There’s a dark and mysterious undertone to the album, with witchy lyricism weaved throughout. Paradoxical themes are etched into the record, such as “we are both not enough and too much… love is not enough” on the nostalgic sounding ‘Demon Eye’. Paradigms like this present a theme that’s morose, yet hopeful.
The instruments used are given licence to stand alone, whether that be a plucked banjo or the wistful sound of a strummed guitar. There is playfulness within the rhythm of tracks like ‘Hotter Colder’, where although at first glance it may seem of the typical This is The Kit’s happy alt-folk sound, it doesn’t always head in the sonic direction that’s expected. There’s often a surprise amongst the kooky lyrics, making it pleasingly disjointed.

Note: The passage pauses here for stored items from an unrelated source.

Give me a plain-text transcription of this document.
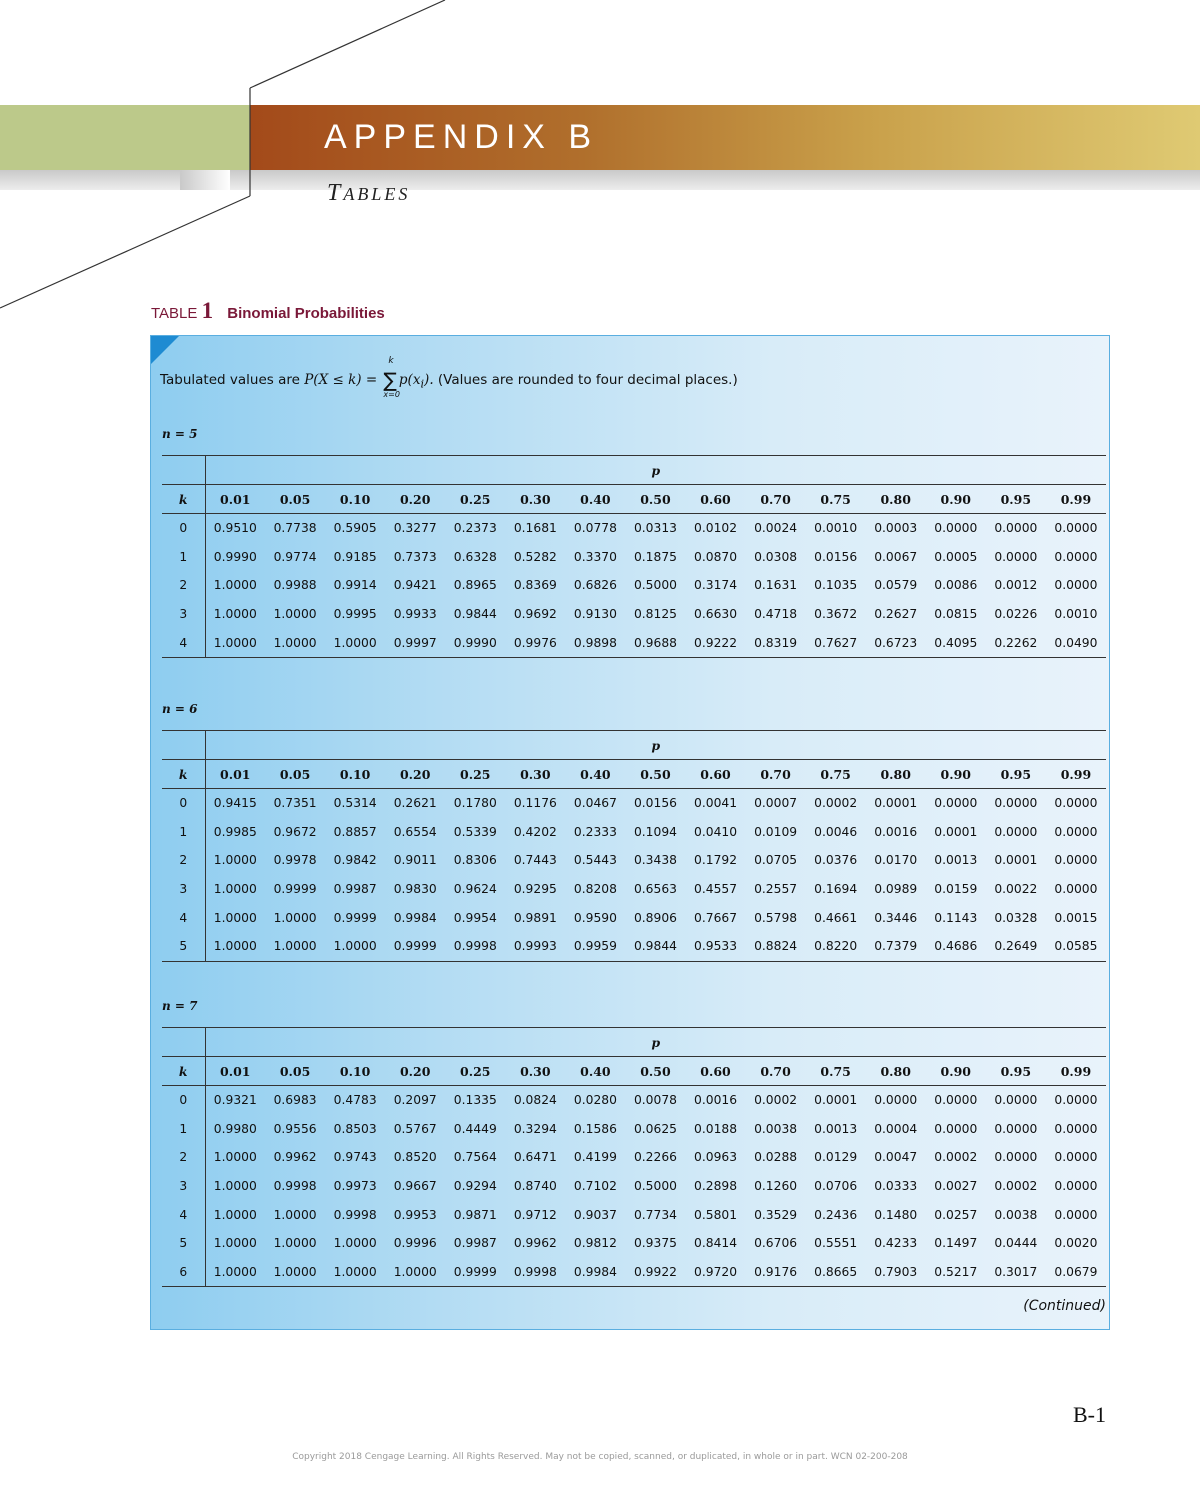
APPENDIX B
TABLES
TABLE 1 Binomial Probabilities
Tabulated values are P(X ≤ k) = ∑
k
x=0
$p(x_i)$. (Values are rounded to four decimal places.)
n = 5
	p														
k	0.01	0.05	0.10	0.20	0.25	0.30	0.40	0.50	0.60	0.70	0.75	0.80	0.90	0.95	0.99
0	0.9510	0.7738	0.5905	0.3277	0.2373	0.1681	0.0778	0.0313	0.0102	0.0024	0.0010	0.0003	0.0000	0.0000	0.0000
1	0.9990	0.9774	0.9185	0.7373	0.6328	0.5282	0.3370	0.1875	0.0870	0.0308	0.0156	0.0067	0.0005	0.0000	0.0000
2	1.0000	0.9988	0.9914	0.9421	0.8965	0.8369	0.6826	0.5000	0.3174	0.1631	0.1035	0.0579	0.0086	0.0012	0.0000
3	1.0000	1.0000	0.9995	0.9933	0.9844	0.9692	0.9130	0.8125	0.6630	0.4718	0.3672	0.2627	0.0815	0.0226	0.0010
4	1.0000	1.0000	1.0000	0.9997	0.9990	0.9976	0.9898	0.9688	0.9222	0.8319	0.7627	0.6723	0.4095	0.2262	0.0490
n = 6
	p														
k	0.01	0.05	0.10	0.20	0.25	0.30	0.40	0.50	0.60	0.70	0.75	0.80	0.90	0.95	0.99
0	0.9415	0.7351	0.5314	0.2621	0.1780	0.1176	0.0467	0.0156	0.0041	0.0007	0.0002	0.0001	0.0000	0.0000	0.0000
1	0.9985	0.9672	0.8857	0.6554	0.5339	0.4202	0.2333	0.1094	0.0410	0.0109	0.0046	0.0016	0.0001	0.0000	0.0000
2	1.0000	0.9978	0.9842	0.9011	0.8306	0.7443	0.5443	0.3438	0.1792	0.0705	0.0376	0.0170	0.0013	0.0001	0.0000
3	1.0000	0.9999	0.9987	0.9830	0.9624	0.9295	0.8208	0.6563	0.4557	0.2557	0.1694	0.0989	0.0159	0.0022	0.0000
4	1.0000	1.0000	0.9999	0.9984	0.9954	0.9891	0.9590	0.8906	0.7667	0.5798	0.4661	0.3446	0.1143	0.0328	0.0015
5	1.0000	1.0000	1.0000	0.9999	0.9998	0.9993	0.9959	0.9844	0.9533	0.8824	0.8220	0.7379	0.4686	0.2649	0.0585
n = 7
	p														
k	0.01	0.05	0.10	0.20	0.25	0.30	0.40	0.50	0.60	0.70	0.75	0.80	0.90	0.95	0.99
0	0.9321	0.6983	0.4783	0.2097	0.1335	0.0824	0.0280	0.0078	0.0016	0.0002	0.0001	0.0000	0.0000	0.0000	0.0000
1	0.9980	0.9556	0.8503	0.5767	0.4449	0.3294	0.1586	0.0625	0.0188	0.0038	0.0013	0.0004	0.0000	0.0000	0.0000
2	1.0000	0.9962	0.9743	0.8520	0.7564	0.6471	0.4199	0.2266	0.0963	0.0288	0.0129	0.0047	0.0002	0.0000	0.0000
3	1.0000	0.9998	0.9973	0.9667	0.9294	0.8740	0.7102	0.5000	0.2898	0.1260	0.0706	0.0333	0.0027	0.0002	0.0000
4	1.0000	1.0000	0.9998	0.9953	0.9871	0.9712	0.9037	0.7734	0.5801	0.3529	0.2436	0.1480	0.0257	0.0038	0.0000
5	1.0000	1.0000	1.0000	0.9996	0.9987	0.9962	0.9812	0.9375	0.8414	0.6706	0.5551	0.4233	0.1497	0.0444	0.0020
6	1.0000	1.0000	1.0000	1.0000	0.9999	0.9998	0.9984	0.9922	0.9720	0.9176	0.8665	0.7903	0.5217	0.3017	0.0679
(Continued)
B-1
Copyright 2018 Cengage Learning. All Rights Reserved. May not be copied, scanned, or duplicated, in whole or in part. WCN 02-200-208
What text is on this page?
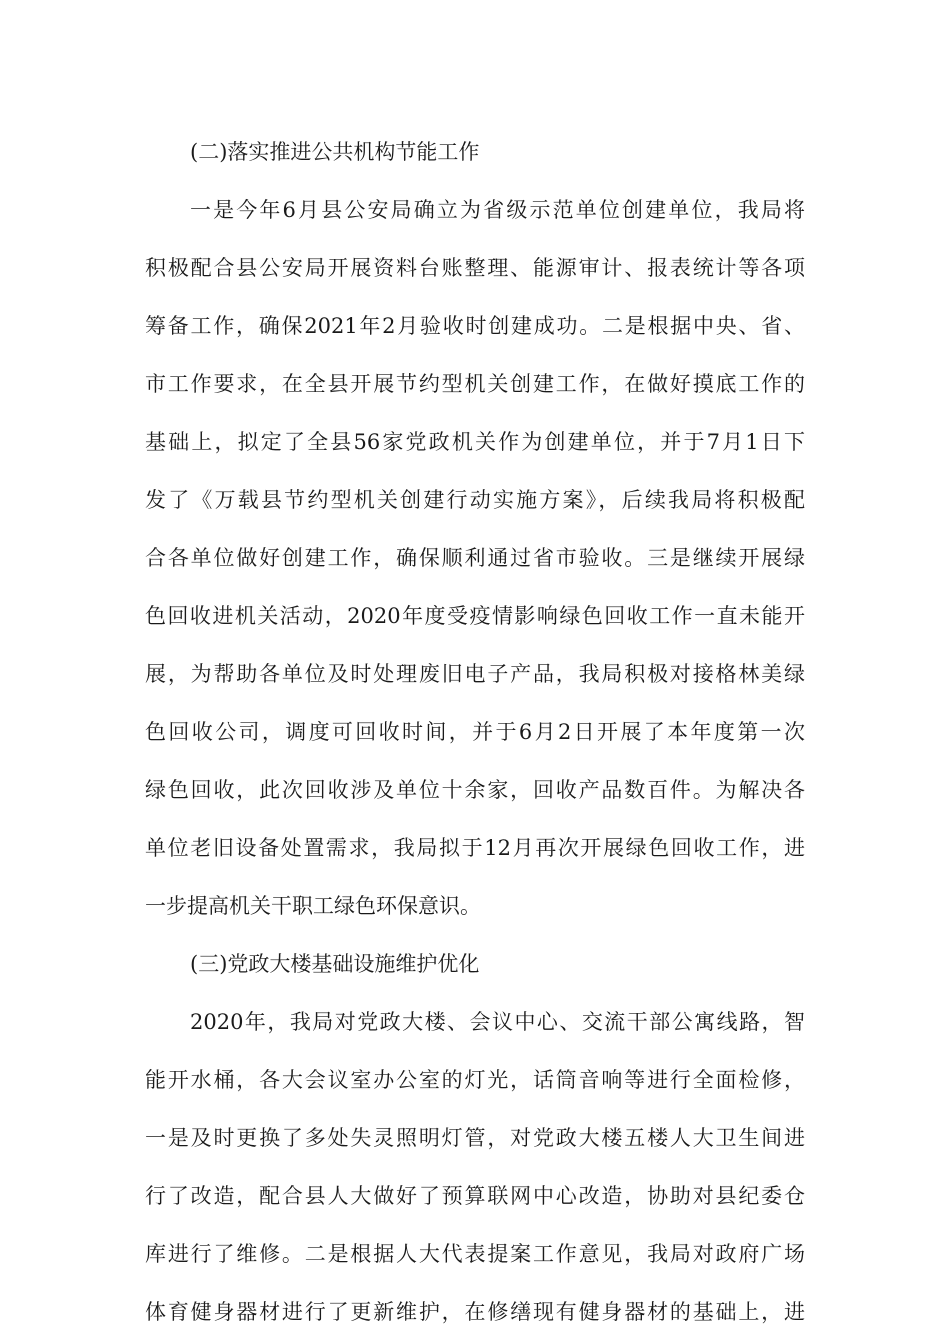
(二)落实推进公共机构节能工作
一是今年6月县公安局确立为省级示范单位创建单位，我局将
积极配合县公安局开展资料台账整理、能源审计、报表统计等各项
筹备工作，确保2021年2月验收时创建成功。二是根据中央、省、
市工作要求，在全县开展节约型机关创建工作，在做好摸底工作的
基础上，拟定了全县56家党政机关作为创建单位，并于7月1日下
发了《万载县节约型机关创建行动实施方案》，后续我局将积极配
合各单位做好创建工作，确保顺利通过省市验收。三是继续开展绿
色回收进机关活动，2020年度受疫情影响绿色回收工作一直未能开
展，为帮助各单位及时处理废旧电子产品，我局积极对接格林美绿
色回收公司，调度可回收时间，并于6月2日开展了本年度第一次
绿色回收，此次回收涉及单位十余家，回收产品数百件。为解决各
单位老旧设备处置需求，我局拟于12月再次开展绿色回收工作，进
一步提高机关干职工绿色环保意识。
(三)党政大楼基础设施维护优化
2020年，我局对党政大楼、会议中心、交流干部公寓线路，智
能开水桶，各大会议室办公室的灯光，话筒音响等进行全面检修，
一是及时更换了多处失灵照明灯管，对党政大楼五楼人大卫生间进
行了改造，配合县人大做好了预算联网中心改造，协助对县纪委仓
库进行了维修。二是根据人大代表提案工作意见，我局对政府广场
体育健身器材进行了更新维护，在修缮现有健身器材的基础上，进
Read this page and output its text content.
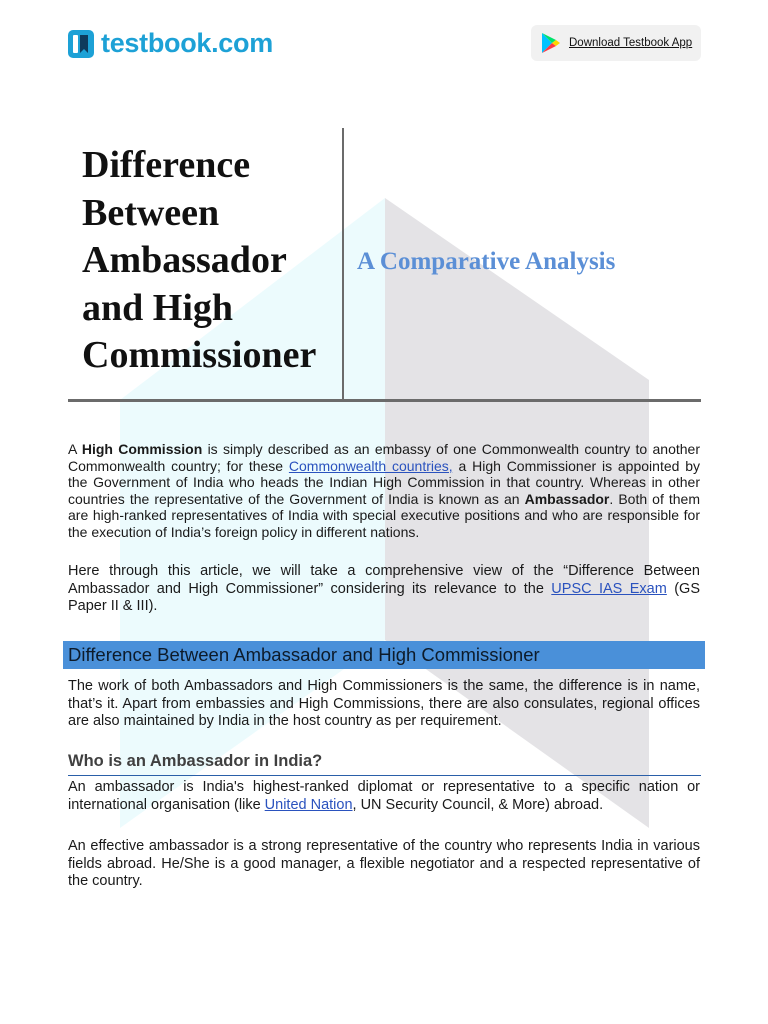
testbook.com	Download Testbook App
Difference
Between
Ambassador
and High
Commissioner
A Comparative Analysis

A High Commission is simply described as an embassy of one Commonwealth country to another Commonwealth country; for these Commonwealth countries, a High Commissioner is appointed by the Government of India who heads the Indian High Commission in that country. Whereas in other countries the representative of the Government of India is known as an Ambassador. Both of them are high-ranked representatives of India with special executive positions and who are responsible for the execution of India’s foreign policy in different nations.

Here through this article, we will take a comprehensive view of the “Difference Between Ambassador and High Commissioner” considering its relevance to the UPSC IAS Exam (GS Paper II & III).

Difference Between Ambassador and High Commissioner

The work of both Ambassadors and High Commissioners is the same, the difference is in name, that’s it. Apart from embassies and High Commissions, there are also consulates, regional offices are also maintained by India in the host country as per requirement.

Who is an Ambassador in India?

An ambassador is India's highest-ranked diplomat or representative to a specific nation or international organisation (like United Nation, UN Security Council, & More) abroad.

An effective ambassador is a strong representative of the country who represents India in various fields abroad. He/She is a good manager, a flexible negotiator and a respected representative of the country.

‘Moonshine Freeze’ feels like a banjo-enthused exorcism of sorts for Stables from the blurred, open-mouthed image on the cover to references to freedom and escape within the lyrics. The question begs what it is she is escaping from and where she will head to next. Stables describes her song writing process as an “untangling”, and there seems to be an impression of deep thought and introversion throughout.
This is an album that deserves big headphones and large sweeping views of grey coastal days. With themes of folklore and oracles, This is The Kit provide the mysterious and whispering antidote to a world that can sometimes feel too obvious and loud.